I’ve said a lot of times this week that I’m really tired of despedidas2, and this new round would already have done me in if I hadn’t had to talk. We said farewell to the El Refugio interns, most of whom are heading out at the end of the month, and then to Quito Quest summer staff, who for the most part only had hours left in the country. Then it was my turn, and my brain wasn’t functioning well enough for me to even express my plans and prayer requests in English, so I have no idea how Cameron managed to make in coherent as she translated to Spanish. We broke up and prayed in groups for the QQ staff afterward, and then the party was over. All of my friends from ministry sites came over and hugged and talked to me before they left, and I managed to stay emotionally shut off, fake smiling and laughing until Queña from Carmen Bajo came and gave me a hug. She whispered her good-bye and a prayer in my ear, and something about that made me realize “Wow… this is done…” And even though I knew it already, it really sunk in right then that I wouldn’t be seeing any of this crew for a while. I was really glad that I did get a chance to talk and say goodbye to her and Rosa and Rocio and Rueben and Esperanza and everyone else, but I’m choked up even writing this just thinking about the past year almost that I’ve gotten to spend with them (and knowing that I’ll say my real goodbyes at Emaús this Wednesday and Sunday as well).

I was glad to have a few minutes to pull myself together after that, but then we headed over to Christy’s house to spend some final official Quito Quest time together and get our traditional QQ team photo, which turns out to be super-cool this year: Jose Manuel3 from Carmen Bajo made all of the picture frames for us (and if there’s one footnote out of this you want to read, it’s that one). Definitely a cool touch. There were some really funny moments, especially Rachel’s downhill string of comments starting when she took until 3/4 of the way through passing them out to realize that all the gifts were the same. We watched a couple of episodes of Friends (the oddly super-popular TV show in Ecuador) and hung out with each other until the chiva arrived.4

A chiva is an Ecuadorian party bus that you can rent, and which drives all over the city and plays music at decibel levels that would warrant a citation for disturbing the peace in the US. We piled in, and although there were seconds where you would think “how bipolar I’ve been today…”, we had an absolute blast singing, dancing, blowing whistles, drinking canelazo4, and generally being total high-profile gringos for our last ridiculous night together.

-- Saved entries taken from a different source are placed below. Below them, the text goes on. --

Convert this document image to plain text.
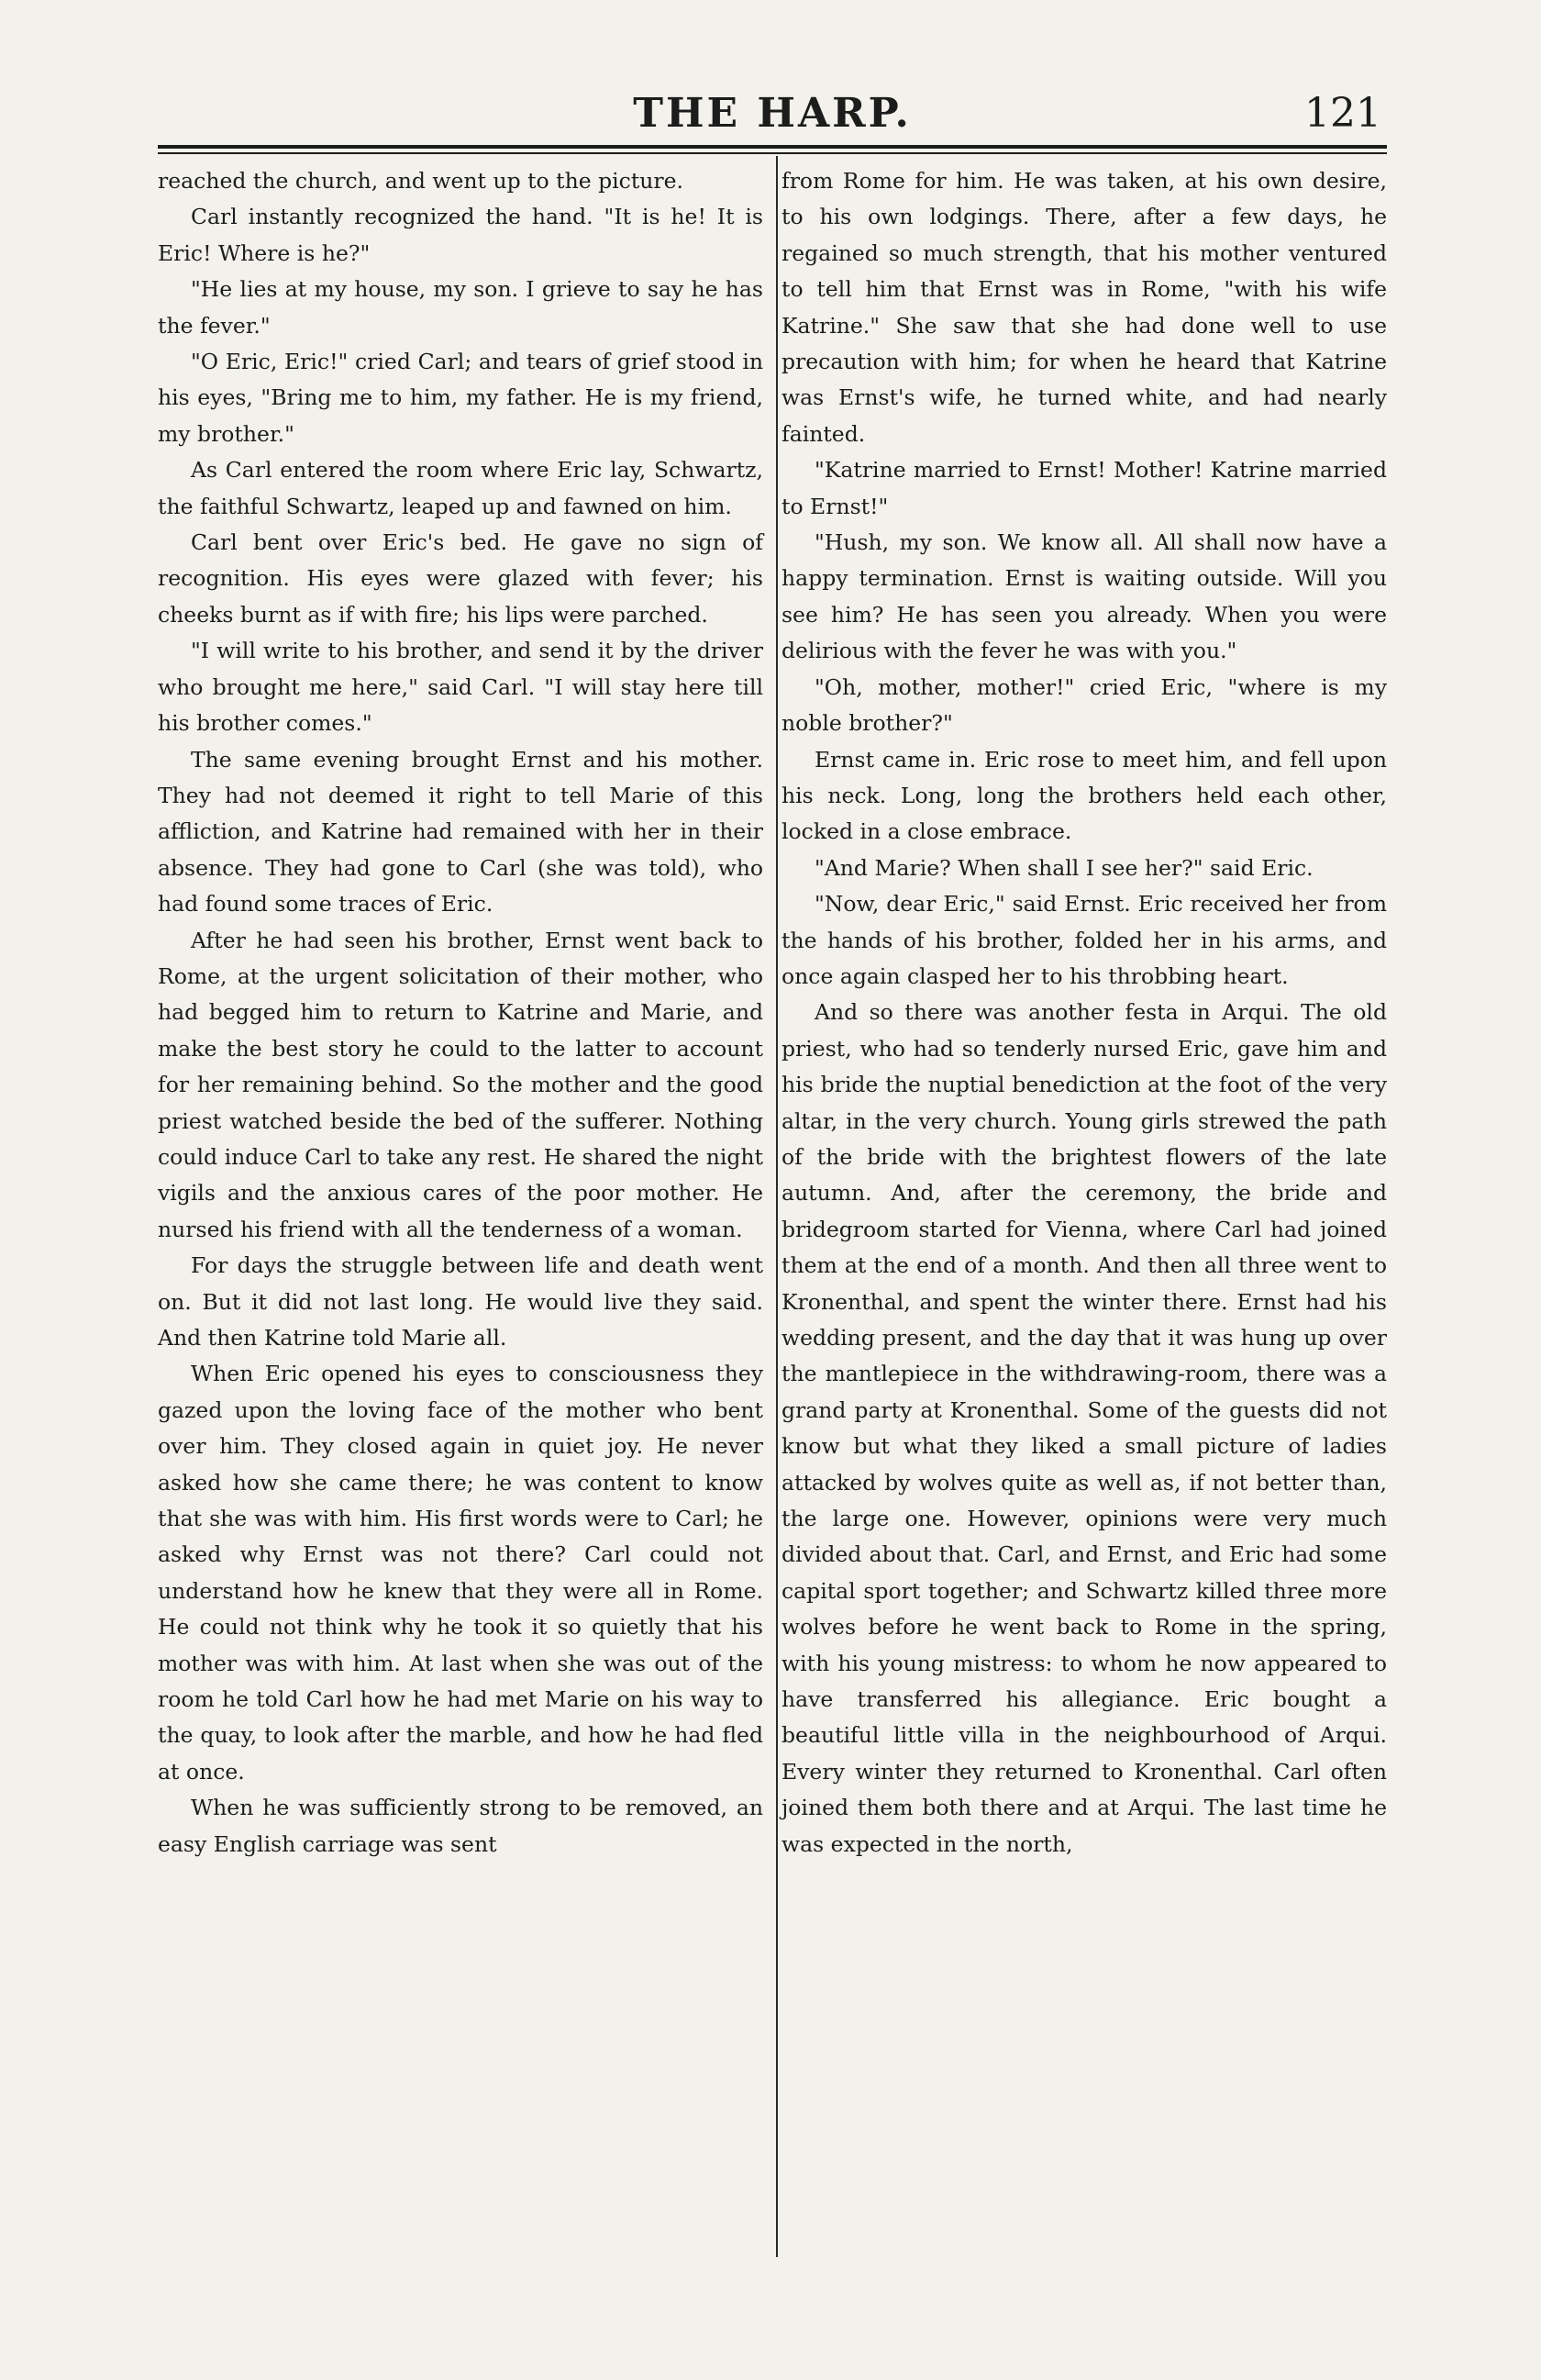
THE HARP.	121

reached the church, and went up to the picture.

Carl instantly recognized the hand. "It is he! It is Eric! Where is he?"

"He lies at my house, my son. I grieve to say he has the fever."

"O Eric, Eric!" cried Carl; and tears of grief stood in his eyes, "Bring me to him, my father. He is my friend, my brother."

As Carl entered the room where Eric lay, Schwartz, the faithful Schwartz, leaped up and fawned on him.

Carl bent over Eric's bed. He gave no sign of recognition. His eyes were glazed with fever; his cheeks burnt as if with fire; his lips were parched.

"I will write to his brother, and send it by the driver who brought me here," said Carl. "I will stay here till his brother comes."

The same evening brought Ernst and his mother. They had not deemed it right to tell Marie of this affliction, and Katrine had remained with her in their absence. They had gone to Carl (she was told), who had found some traces of Eric.

After he had seen his brother, Ernst went back to Rome, at the urgent solicitation of their mother, who had begged him to return to Katrine and Marie, and make the best story he could to the latter to account for her remaining behind. So the mother and the good priest watched beside the bed of the sufferer. Nothing could induce Carl to take any rest. He shared the night vigils and the anxious cares of the poor mother. He nursed his friend with all the tenderness of a woman.

For days the struggle between life and death went on. But it did not last long. He would live they said. And then Katrine told Marie all.

When Eric opened his eyes to consciousness they gazed upon the loving face of the mother who bent over him. They closed again in quiet joy. He never asked how she came there; he was content to know that she was with him. His first words were to Carl; he asked why Ernst was not there? Carl could not understand how he knew that they were all in Rome. He could not think why he took it so quietly that his mother was with him. At last when she was out of the room he told Carl how he had met Marie on his way to the quay, to look after the marble, and how he had fled at once.

When he was sufficiently strong to be removed, an easy English carriage was sent

from Rome for him. He was taken, at his own desire, to his own lodgings. There, after a few days, he regained so much strength, that his mother ventured to tell him that Ernst was in Rome, "with his wife Katrine." She saw that she had done well to use precaution with him; for when he heard that Katrine was Ernst's wife, he turned white, and had nearly fainted.

"Katrine married to Ernst! Mother! Katrine married to Ernst!"

"Hush, my son. We know all. All shall now have a happy termination. Ernst is waiting outside. Will you see him? He has seen you already. When you were delirious with the fever he was with you."

"Oh, mother, mother!" cried Eric, "where is my noble brother?"

Ernst came in. Eric rose to meet him, and fell upon his neck. Long, long the brothers held each other, locked in a close embrace.

"And Marie? When shall I see her?" said Eric.

"Now, dear Eric," said Ernst. Eric received her from the hands of his brother, folded her in his arms, and once again clasped her to his throbbing heart.

And so there was another festa in Arqui. The old priest, who had so tenderly nursed Eric, gave him and his bride the nuptial benediction at the foot of the very altar, in the very church. Young girls strewed the path of the bride with the brightest flowers of the late autumn. And, after the ceremony, the bride and bridegroom started for Vienna, where Carl had joined them at the end of a month. And then all three went to Kronenthal, and spent the winter there. Ernst had his wedding present, and the day that it was hung up over the mantlepiece in the withdrawing-room, there was a grand party at Kronenthal. Some of the guests did not know but what they liked a small picture of ladies attacked by wolves quite as well as, if not better than, the large one. However, opinions were very much divided about that. Carl, and Ernst, and Eric had some capital sport together; and Schwartz killed three more wolves before he went back to Rome in the spring, with his young mistress: to whom he now appeared to have transferred his allegiance. Eric bought a beautiful little villa in the neighbourhood of Arqui. Every winter they returned to Kronenthal. Carl often joined them both there and at Arqui. The last time he was expected in the north,
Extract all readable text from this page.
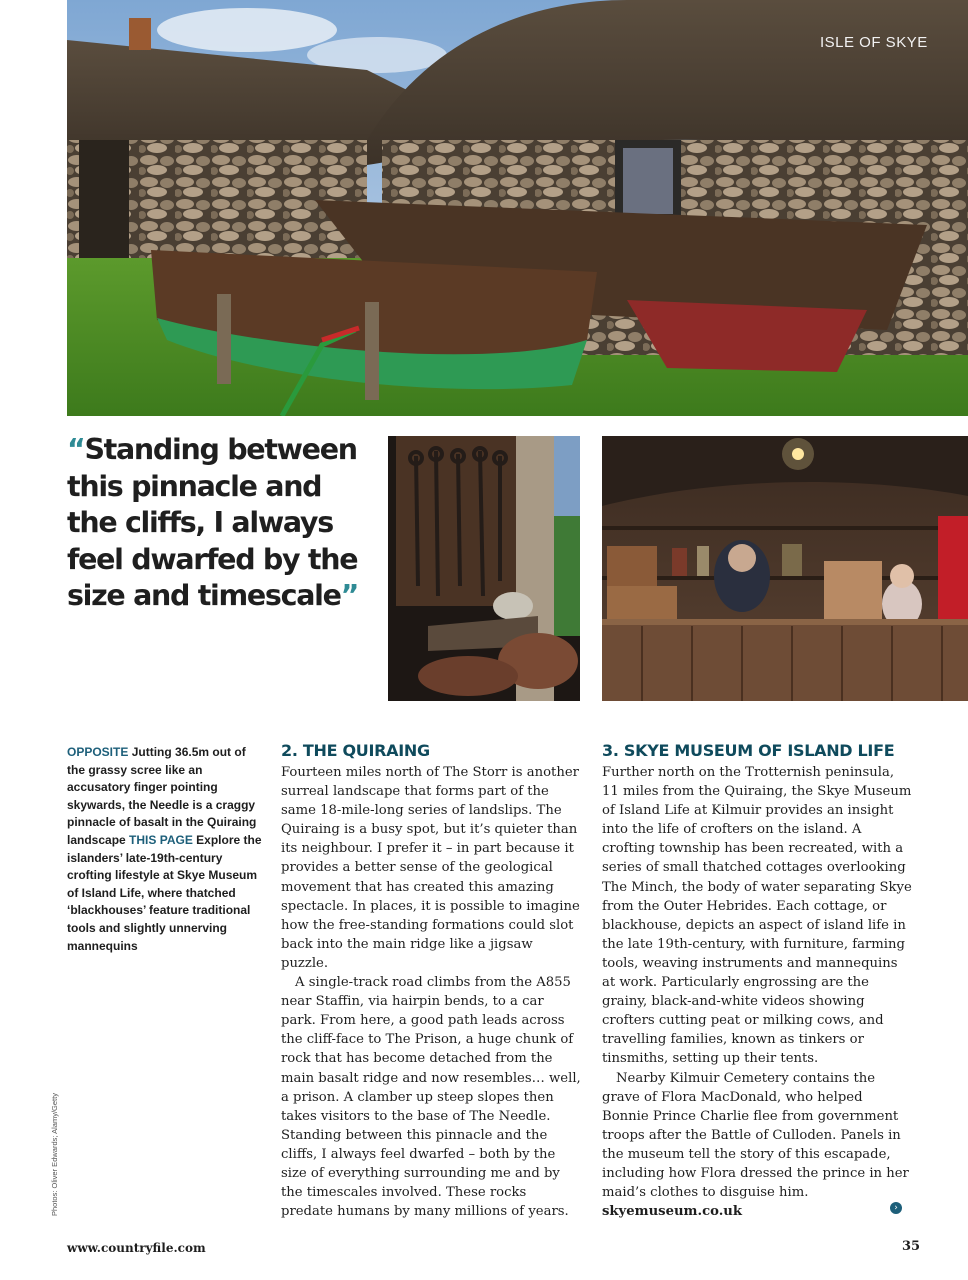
ISLE OF SKYE
“Standing between this pinnacle and the cliffs, I always feel dwarfed by the size and timescale”
OPPOSITE Jutting 36.5m out of the grassy scree like an accusatory finger pointing skywards, the Needle is a craggy pinnacle of basalt in the Quiraing landscape THIS PAGE Explore the islanders’ late-19th-century crofting lifestyle at Skye Museum of Island Life, where thatched ‘blackhouses’ feature traditional tools and slightly unnerving mannequins
2. THE QUIRAING

Fourteen miles north of The Storr is another surreal landscape that forms part of the same 18-mile-long series of landslips. The Quiraing is a busy spot, but it’s quieter than its neighbour. I prefer it – in part because it provides a better sense of the geological movement that has created this amazing spectacle. In places, it is possible to imagine how the free-standing formations could slot back into the main ridge like a jigsaw puzzle.

A single-track road climbs from the A855 near Staffin, via hairpin bends, to a car park. From here, a good path leads across the cliff-face to The Prison, a huge chunk of rock that has become detached from the main basalt ridge and now resembles… well, a prison. A clamber up steep slopes then takes visitors to the base of The Needle. Standing between this pinnacle and the cliffs, I always feel dwarfed – both by the size of everything surrounding me and by the timescales involved. These rocks predate humans by many millions of years.

3. SKYE MUSEUM OF ISLAND LIFE

Further north on the Trotternish peninsula, 11 miles from the Quiraing, the Skye Museum of Island Life at Kilmuir provides an insight into the life of crofters on the island. A crofting township has been recreated, with a series of small thatched cottages overlooking The Minch, the body of water separating Skye from the Outer Hebrides. Each cottage, or blackhouse, depicts an aspect of island life in the late 19th-century, with furniture, farming tools, weaving instruments and mannequins at work. Particularly engrossing are the grainy, black-and-white videos showing crofters cutting peat or milking cows, and travelling families, known as tinkers or tinsmiths, setting up their tents.

Nearby Kilmuir Cemetery contains the grave of Flora MacDonald, who helped Bonnie Prince Charlie flee from government troops after the Battle of Culloden. Panels in the museum tell the story of this escapade, including how Flora dressed the prince in her maid’s clothes to disguise him.

skyemuseum.co.uk	›
Photos: Oliver Edwards; Alamy/Getty
www.countryfile.com	35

When we finally made it home, we were totally exhausted, which didn’t stop some of us from staying up several more hours, watching movies and talking, until one by one the guys had all crashed. This morning when I woke up, three more of my friends were already on airplanes heading home, and the rest of today has been a smaller-scale version of the same thing: shopping, hanging out, laughing, talking, hugging, and airport runs. I’ve gotten to talk to some friends who are in the States and in the jungle, and tried to figure out what I’m supposed to be feeling as I enjoy the little time I have left with each of my friends here and mourn each of their departures.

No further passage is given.